Ambulante Angebote notwendig
Seelisch Behinderte benachteiligt / Früheres Kinderheim Calbe jetzt Zuhause für psychisch Erkrankte

Calbe / Osternienburg (ep) -"Seelisch behinderte Menschen sind in unserer Gesellschaft anderen Behinderten gegenüber noch immer benachteiligt. Ich hoffe aber, dass sich das bald ändert. Das überarbeitete Bundessozialhilfegesetz sieht ja die Angleichung der Betreuungsund Fördermöglichkeiten vor", sagt Doris Baumann-Siemroth.

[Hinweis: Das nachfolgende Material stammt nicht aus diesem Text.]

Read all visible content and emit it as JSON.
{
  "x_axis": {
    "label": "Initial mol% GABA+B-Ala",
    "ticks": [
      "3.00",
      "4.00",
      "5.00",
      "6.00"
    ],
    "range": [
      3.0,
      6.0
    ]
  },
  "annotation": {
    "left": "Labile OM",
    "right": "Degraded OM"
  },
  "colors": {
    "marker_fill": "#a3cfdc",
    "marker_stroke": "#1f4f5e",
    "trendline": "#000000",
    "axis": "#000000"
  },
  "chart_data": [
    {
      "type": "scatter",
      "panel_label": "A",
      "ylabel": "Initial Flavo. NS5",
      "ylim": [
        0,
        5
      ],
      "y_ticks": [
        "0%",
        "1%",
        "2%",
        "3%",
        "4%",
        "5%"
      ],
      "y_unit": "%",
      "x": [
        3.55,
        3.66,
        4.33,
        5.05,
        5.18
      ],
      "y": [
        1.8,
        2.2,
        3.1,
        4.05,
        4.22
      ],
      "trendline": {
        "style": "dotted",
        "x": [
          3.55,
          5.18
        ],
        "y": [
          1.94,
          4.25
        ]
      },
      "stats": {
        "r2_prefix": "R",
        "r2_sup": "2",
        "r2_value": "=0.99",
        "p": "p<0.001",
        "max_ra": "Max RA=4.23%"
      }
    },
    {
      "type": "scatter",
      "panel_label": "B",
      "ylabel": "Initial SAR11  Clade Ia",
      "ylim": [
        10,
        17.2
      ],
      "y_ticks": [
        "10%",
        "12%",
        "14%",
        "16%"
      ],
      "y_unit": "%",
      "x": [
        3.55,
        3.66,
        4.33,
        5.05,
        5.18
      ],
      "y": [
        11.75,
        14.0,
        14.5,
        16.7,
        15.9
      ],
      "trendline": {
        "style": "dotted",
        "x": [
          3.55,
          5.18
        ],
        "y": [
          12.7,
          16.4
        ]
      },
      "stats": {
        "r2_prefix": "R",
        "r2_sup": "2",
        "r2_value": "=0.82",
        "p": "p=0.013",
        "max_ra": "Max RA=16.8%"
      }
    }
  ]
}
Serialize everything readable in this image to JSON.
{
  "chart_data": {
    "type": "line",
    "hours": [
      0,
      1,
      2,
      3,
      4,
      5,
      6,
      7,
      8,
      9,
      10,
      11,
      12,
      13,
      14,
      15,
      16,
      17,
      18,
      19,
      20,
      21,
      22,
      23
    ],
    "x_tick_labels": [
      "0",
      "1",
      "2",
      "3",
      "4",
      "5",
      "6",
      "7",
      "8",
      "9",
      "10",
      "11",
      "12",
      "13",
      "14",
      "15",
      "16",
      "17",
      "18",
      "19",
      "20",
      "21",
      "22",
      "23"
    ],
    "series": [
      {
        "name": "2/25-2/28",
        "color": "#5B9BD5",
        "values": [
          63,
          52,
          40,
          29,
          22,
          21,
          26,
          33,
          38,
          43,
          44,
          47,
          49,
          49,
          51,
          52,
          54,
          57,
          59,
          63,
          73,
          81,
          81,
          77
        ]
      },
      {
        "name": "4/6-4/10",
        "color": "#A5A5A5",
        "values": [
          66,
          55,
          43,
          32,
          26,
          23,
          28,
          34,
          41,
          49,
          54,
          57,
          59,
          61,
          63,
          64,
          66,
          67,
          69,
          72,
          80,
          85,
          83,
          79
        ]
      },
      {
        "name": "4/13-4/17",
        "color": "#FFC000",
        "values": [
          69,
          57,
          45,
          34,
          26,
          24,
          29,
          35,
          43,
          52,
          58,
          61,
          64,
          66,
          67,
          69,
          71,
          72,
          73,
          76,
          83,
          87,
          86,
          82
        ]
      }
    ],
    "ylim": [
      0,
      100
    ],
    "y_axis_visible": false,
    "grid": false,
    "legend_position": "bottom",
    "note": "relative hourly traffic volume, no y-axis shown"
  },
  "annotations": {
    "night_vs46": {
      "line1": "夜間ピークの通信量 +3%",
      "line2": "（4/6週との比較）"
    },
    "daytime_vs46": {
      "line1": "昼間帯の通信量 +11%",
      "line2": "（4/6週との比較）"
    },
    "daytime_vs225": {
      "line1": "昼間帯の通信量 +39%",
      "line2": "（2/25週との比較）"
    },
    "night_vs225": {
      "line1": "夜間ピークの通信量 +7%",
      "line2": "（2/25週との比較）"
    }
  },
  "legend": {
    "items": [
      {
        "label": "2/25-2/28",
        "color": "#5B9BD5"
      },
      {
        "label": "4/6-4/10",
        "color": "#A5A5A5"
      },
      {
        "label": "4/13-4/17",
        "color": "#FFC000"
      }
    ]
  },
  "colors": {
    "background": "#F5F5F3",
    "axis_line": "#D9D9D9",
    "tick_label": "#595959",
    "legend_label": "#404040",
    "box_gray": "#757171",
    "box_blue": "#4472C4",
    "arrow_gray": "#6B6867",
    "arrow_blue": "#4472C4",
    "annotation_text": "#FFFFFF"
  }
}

Die Diplom-Heil- und Sonderpädagogin leitet die beiden Einrichtungen für seelisch behinderte Menschen der Caritas-Trägergesellschaft (ctm) St. Mauritius in Sachsen-Anhalt. Seit zweieinhalb Jahren lenkt sie die Geschicke der Caritas-Wohn- und Förderstätte in Osternienburg mit 44 Bewohnern, seit vergangenem Jahr baut sie zudem eine ebensolche Einrichtung in den Räumen des früheren Kinderheimes Calbe mit derzeit 24 behinderten Menschen auf.
Mit der Ausstattung der Heime ist die Leiterin durchaus zu frieden. "Wir haben mit Hilfe unseres Trägers einen fantastischen Einrichtungsstandard erreicht, in dem es sich wirklich zu Hause sein lässt." Unzufrieden macht Frau Baumann-Siemroth hingegen, dass es an ambulanten Hilfsangeboten für seelisch Behinderte in Sachsen-Anhalt mangelt: "Viele Heimeinweisungen könnten durch ein Netz von unterschiedlichsten Beratungs- und Anlaufstellen und ihren Möglichkeiten vermieden werden. Das wäre für die behinderten Menschen und für die Gesellschaft von Vorteil", weiß die Sonderpädagogin, die seit Anfang der 90er Jahre mit der Enthospitalisierung von Patienten des psychiatrischen Fachkrankenhauses in Uchtspringe (Altmark) befasst war. "Seelisch Behinderte mit bestimmten Krankheitsbildern brauchen das Heim, deshalb geht es nicht darum, Heimplätze abzubauen", sagt Frau Baumann-Siemroth. "Doch anstatt vielfältige ambulante Angebote für Betroffene vorzuhalten, die mit Unterstützung allein zurecht kommen könnten, sind die Hilfen für seelisch Behinderte noch immer zu sehr im klinischen Bereich verankert, so sehr je nach Erkrankung auch klinische Hilfe notwendig ist und wir hier zum Beispiel für die gute Zusammenarbeit mit dem Fachkrankenhaus in Bernburg dankbar sind."
Unzufrieden ist die Leiterin auch mit dem "miserablen Personalschlüssel" in Sachsen-Anhalt: Auf sechs psychisch Behinderte kommt ein Betreuer. "Mit drei Mitarbeitern für 18 Bewohner lässt sich kein Dienstplan aufstellen", sagt Frau Baumann- Siemroth. Durch zusätzliches Personal, finanziert von der Caritas, konnten in Osternienburg und auch in Calbe dennoch vielseitige Beschäftigungsangebote für die Behinderten eingerichtet werden: So besteht in Calbe eine Koch-, eine Hauswirtschaftsund eine Instandhaltungsgruppe. "Natürlich erfordert dies ständige Begleitung und Anleitung. Andererseits brauchen wir dadurch aber keine Dienstleistungsfirmen von außen. Die Bewohner machen alles selbst", sagt die Leiterin. Auch das Angebot einer Beschäftigungstherapie besteht. Ziel ist es, die seelisch behinderten Menschen zu möglichst großer Eigenständigkeit in den Dingen des alltäglichen Lebens und der Freizeitgestaltung zu befähigen und ihnen auch Bildungsangebote zu machen, so Frau Baumann-Siemroth. In dieser Hinsicht sei in Calbe auch die Einrichtung von Möglichkeiten des betreuten Wohnens geplant. "Wir sehen uns von unserem christlichen Leitbild her gefordert, uns zum Anwalt auch der psychisch behinderten Menschen zu machen", so die Sonderpädagogin.
Dies stand auch im Hintergrund, als das langjährige Kinderheim gleich neben der Pfarrkirche in Calbe mangels Kindern und eines Überangebotes an Jugendhilfe- Einrichtungen zur Caritas- Wohn- und Förderstätte für seelisch Behinderte umgewidmet wurde. Inzwischen leben hier 14 Männer und zehn Frauen zwischen 22 und 62 Jahren.